The Secret Service has merged two task forces focused on electronic and financial crimes into a new Cyber Fraud Task Forces (CFTFs), a recognition traditional cyber and financial crimes are converging and that a broader skillset is required for investigating these types of crimes.

The new task forces, which combine the Electronic Crimes and Financial Crimes Task Forces, will improve coordination, information sharing, and the use of best practices in the investigation of financially motivated cybercrime, the agency said last Thursday.

“The creation of the new Cyber Fraud Task Force will offer a specialized cadre of agents and analysts, trained in the latest analytical techniques and equipped with the most cutting-edge technologies,” Michael D’Ambrosio, assistant director of the Secret Service, said in a statement. “Together with our partners, the CFTFs stand ready to combat the full-range of cyber-enabled financial crimes. As the nation continues to grapple with the wave of cybercrime associated with the COVID-19 pandemic, the CFTFs will lead the effort to hold accountable all those who seek to exploit this perilous moment for their own illicit gain.”

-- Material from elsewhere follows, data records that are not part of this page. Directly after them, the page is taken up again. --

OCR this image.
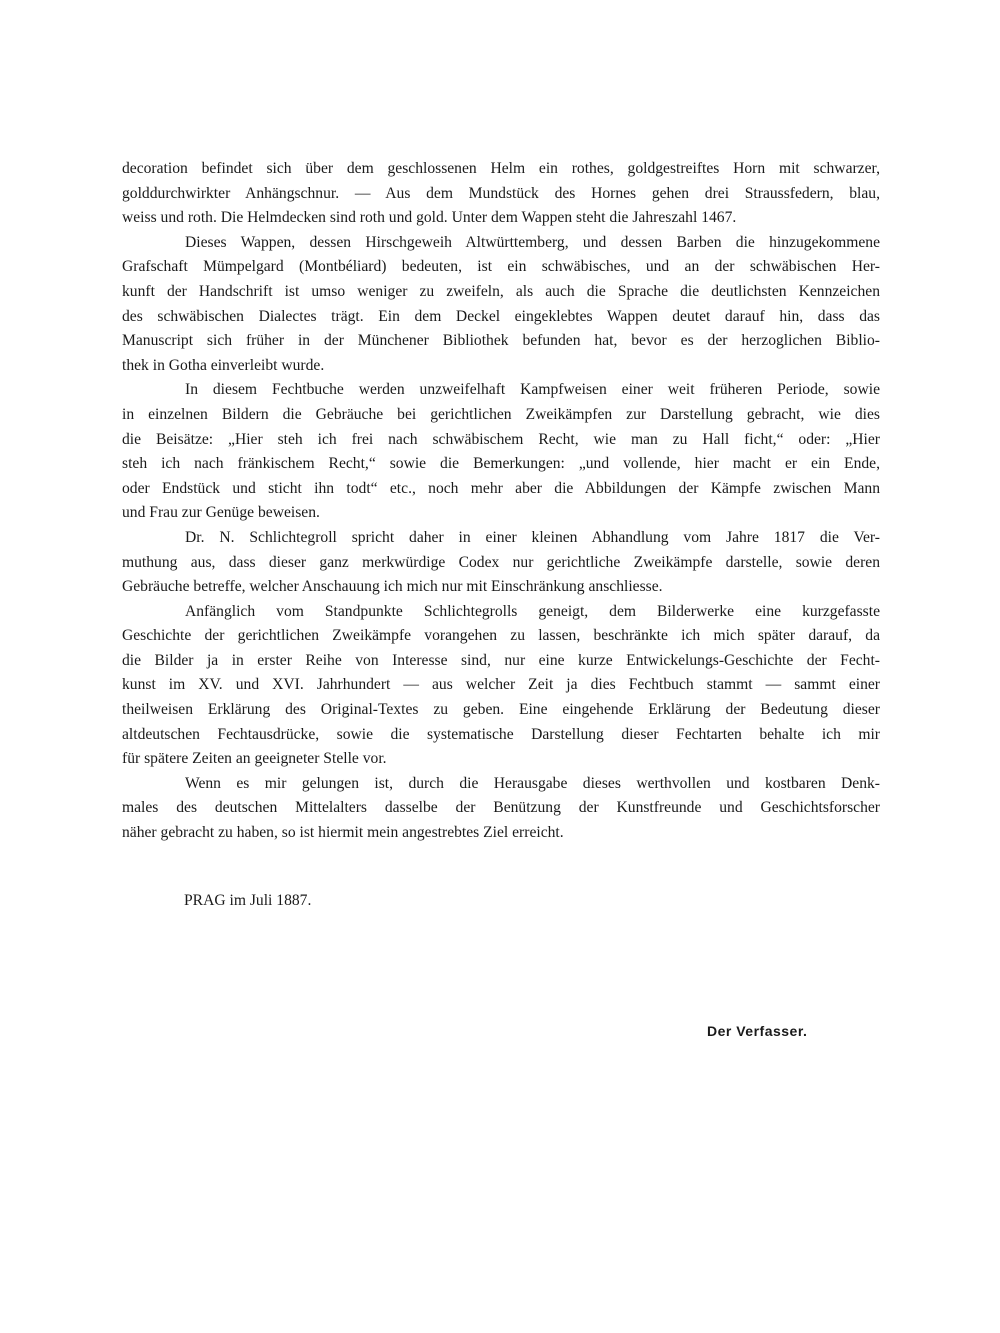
decoration befindet sich über dem geschlossenen Helm ein rothes, goldgestreiftes Horn mit schwarzer,
golddurchwirkter Anhängschnur. — Aus dem Mundstück des Hornes gehen drei Straussfedern, blau,
weiss und roth. Die Helmdecken sind roth und gold. Unter dem Wappen steht die Jahreszahl 1467.
Dieses Wappen, dessen Hirschgeweih Altwürttemberg, und dessen Barben die hinzugekommene
Grafschaft Mümpelgard (Montbéliard) bedeuten, ist ein schwäbisches, und an der schwäbischen Her-
kunft der Handschrift ist umso weniger zu zweifeln, als auch die Sprache die deutlichsten Kennzeichen
des schwäbischen Dialectes trägt. Ein dem Deckel eingeklebtes Wappen deutet darauf hin, dass das
Manuscript sich früher in der Münchener Bibliothek befunden hat, bevor es der herzoglichen Biblio-
thek in Gotha einverleibt wurde.
In diesem Fechtbuche werden unzweifelhaft Kampfweisen einer weit früheren Periode, sowie
in einzelnen Bildern die Gebräuche bei gerichtlichen Zweikämpfen zur Darstellung gebracht, wie dies
die Beisätze: „Hier steh ich frei nach schwäbischem Recht, wie man zu Hall ficht,“ oder: „Hier
steh ich nach fränkischem Recht,“ sowie die Bemerkungen: „und vollende, hier macht er ein Ende,
oder Endstück und sticht ihn todt“ etc., noch mehr aber die Abbildungen der Kämpfe zwischen Mann
und Frau zur Genüge beweisen.
Dr. N. Schlichtegroll spricht daher in einer kleinen Abhandlung vom Jahre 1817 die Ver-
muthung aus, dass dieser ganz merkwürdige Codex nur gerichtliche Zweikämpfe darstelle, sowie deren
Gebräuche betreffe, welcher Anschauung ich mich nur mit Einschränkung anschliesse.
Anfänglich vom Standpunkte Schlichtegrolls geneigt, dem Bilderwerke eine kurzgefasste
Geschichte der gerichtlichen Zweikämpfe vorangehen zu lassen, beschränkte ich mich später darauf, da
die Bilder ja in erster Reihe von Interesse sind, nur eine kurze Entwickelungs-Geschichte der Fecht-
kunst im XV. und XVI. Jahrhundert — aus welcher Zeit ja dies Fechtbuch stammt — sammt einer
theilweisen Erklärung des Original-Textes zu geben. Eine eingehende Erklärung der Bedeutung dieser
altdeutschen Fechtausdrücke, sowie die systematische Darstellung dieser Fechtarten behalte ich mir
für spätere Zeiten an geeigneter Stelle vor.
Wenn es mir gelungen ist, durch die Herausgabe dieses werthvollen und kostbaren Denk-
males des deutschen Mittelalters dasselbe der Benützung der Kunstfreunde und Geschichtsforscher
näher gebracht zu haben, so ist hiermit mein angestrebtes Ziel erreicht.
PRAG im Juli 1887.
Der Verfasser.
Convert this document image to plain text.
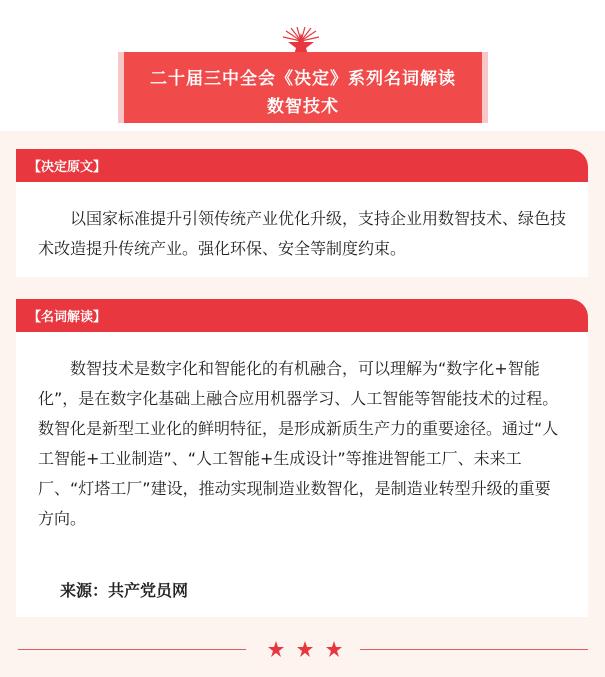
二十届三中全会《决定》系列名词解读
数智技术
【决定原文】

以国家标准提升引领传统产业优化升级，支持企业用数智技术、绿色技术改造提升传统产业。强化环保、安全等制度约束。

【名词解读】

数智技术是数字化和智能化的有机融合，可以理解为“数字化+智能化”，是在数字化基础上融合应用机器学习、人工智能等智能技术的过程。数智化是新型工业化的鲜明特征，是形成新质生产力的重要途径。通过“人工智能+工业制造”、“人工智能+生成设计”等推进智能工厂、未来工厂、“灯塔工厂”建设，推动实现制造业数智化，是制造业转型升级的重要方向。

来源：共产党员网
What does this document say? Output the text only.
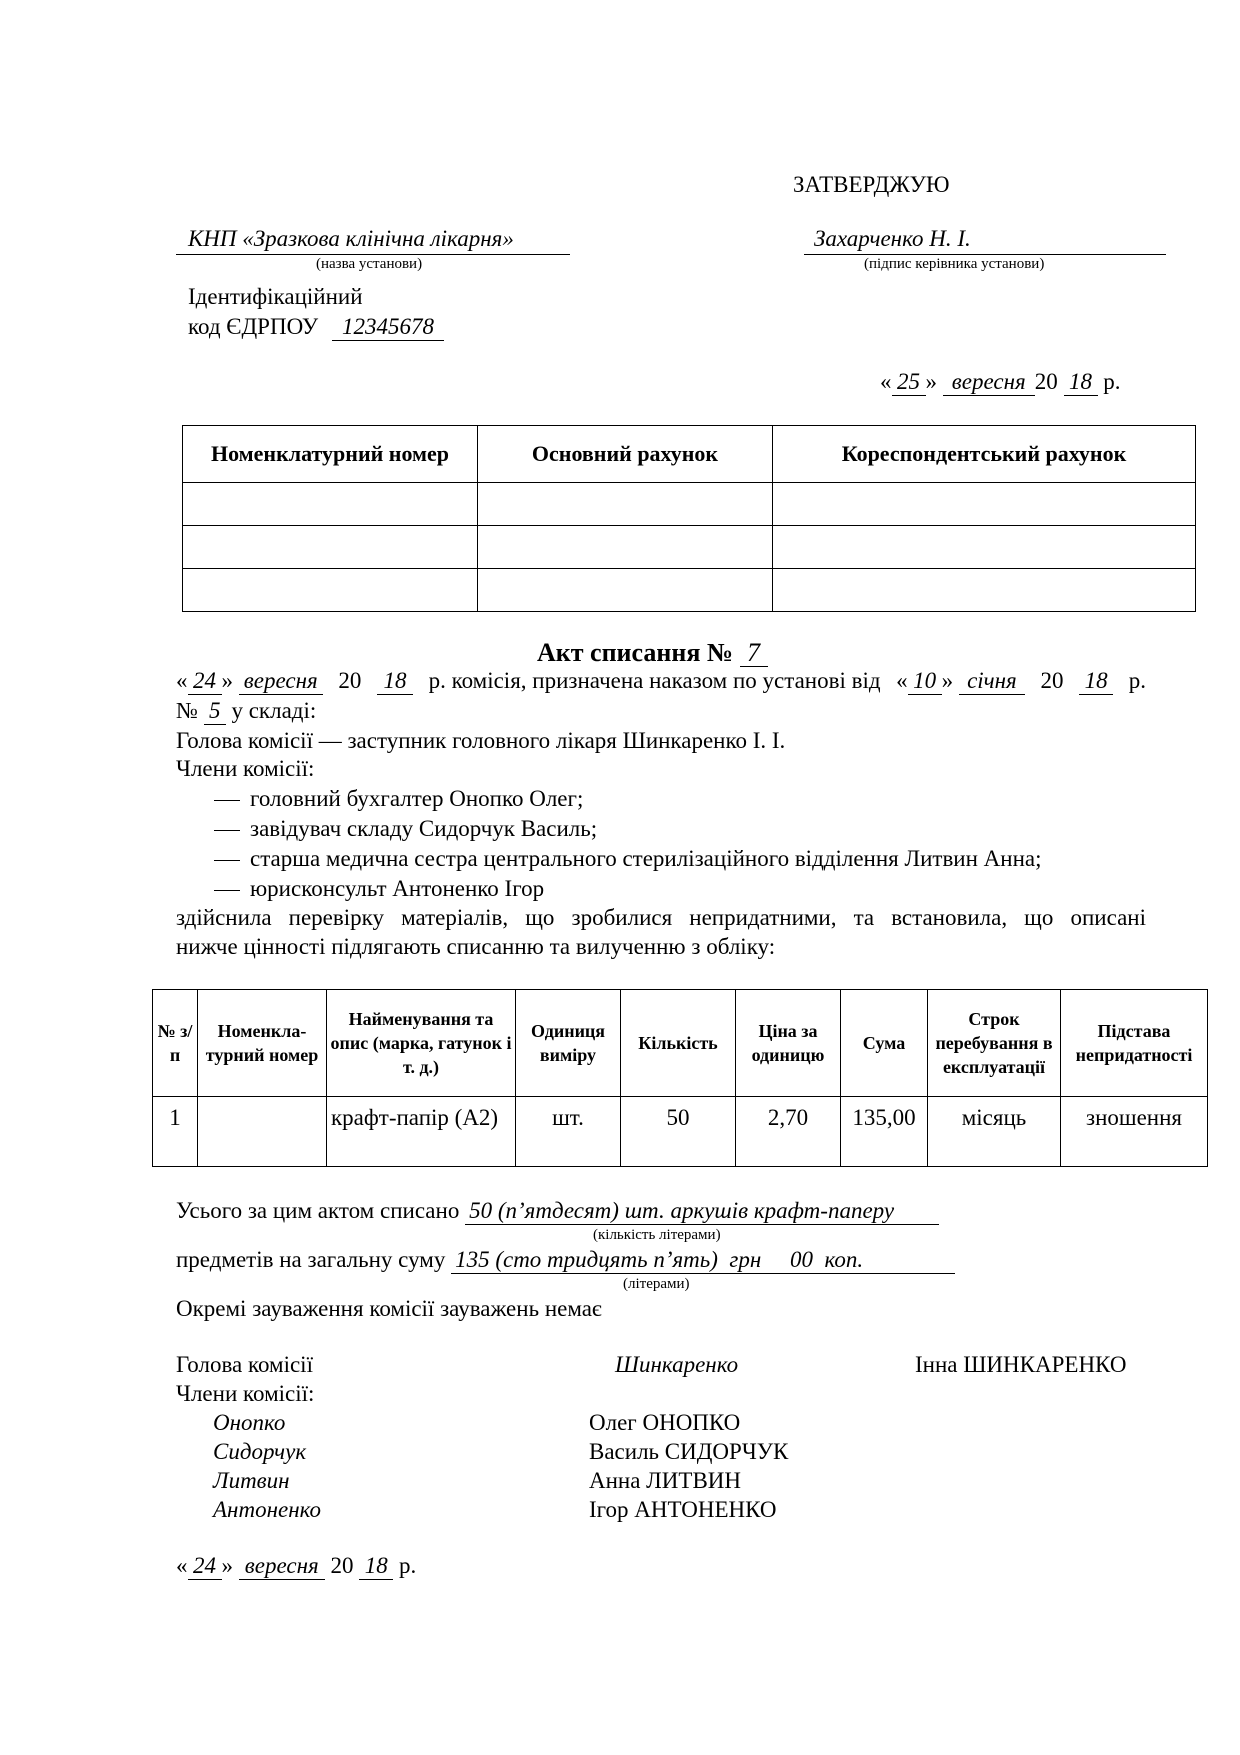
ЗАТВЕРДЖУЮ
КНП «Зразкова клінічна лікарня»
(назва установи)
Захарченко Н. І.
(підпис керівника установи)
Ідентифікаційний
код ЄДРПОУ 12345678
« 25 » вересня 20 18 р.
Номенклатурний номер	Основний рахунок	Кореспондентський рахунок

Акт списання № 7
« 24 » вересня 20 18 р. комісія, призначена наказом по установі від « 10 » січня	20 18 р.
№ 5 у складі:
Голова комісії — заступник головного лікаря Шинкаренко І. І.
Члени комісії:
головний бухгалтер Онопко Олег;
завідувач складу Сидорчук Василь;
старша медична сестра центрального стерилізаційного відділення Литвин Анна;
юрисконсульт Антоненко Ігор
здійснила перевірку матеріалів, що зробилися непридатними, та встановила, що описані
нижче цінності підлягають списанню та вилученню з обліку:
№ з/п	Номенкла-турний номер	Найменування та опис (марка, гатунок і т. д.)	Одиниця виміру	Кількість	Ціна за одиницю	Сума	Строк перебування в експлуатації	Підстава непридатності
1		крафт-папір (А2)	шт.	50	2,70	135,00	місяць	зношення
Усього за цим актом списано 50 (п’ятдесят) шт. аркушів крафт-паперу
(кількість літерами)
предметів на загальну суму 135 (сто тридцять п’ять)  грн     00  коп.
(літерами)
Окремі зауваження комісії зауважень немає
Голова комісії	Шинкаренко	Інна ШИНКАРЕНКО
Члени комісії:
Онопко	Олег ОНОПКО
Сидорчук	Василь СИДОРЧУК
Литвин	Анна ЛИТВИН
Антоненко	Ігор АНТОНЕНКО
« 24 » вересня 20 18 р.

Under the new organization, there are 42 CFTFs located throughout the U.S. with overseas locations in London and Rome. The Secret Service said it plans to extend the CFTF network to 160 offices throughout the U.S. and worldwide in the coming years.

Merging of the previous task forces began in March and followed more than two years of planning and pilot evaluations to create a single network under the CFTFs, the agency said.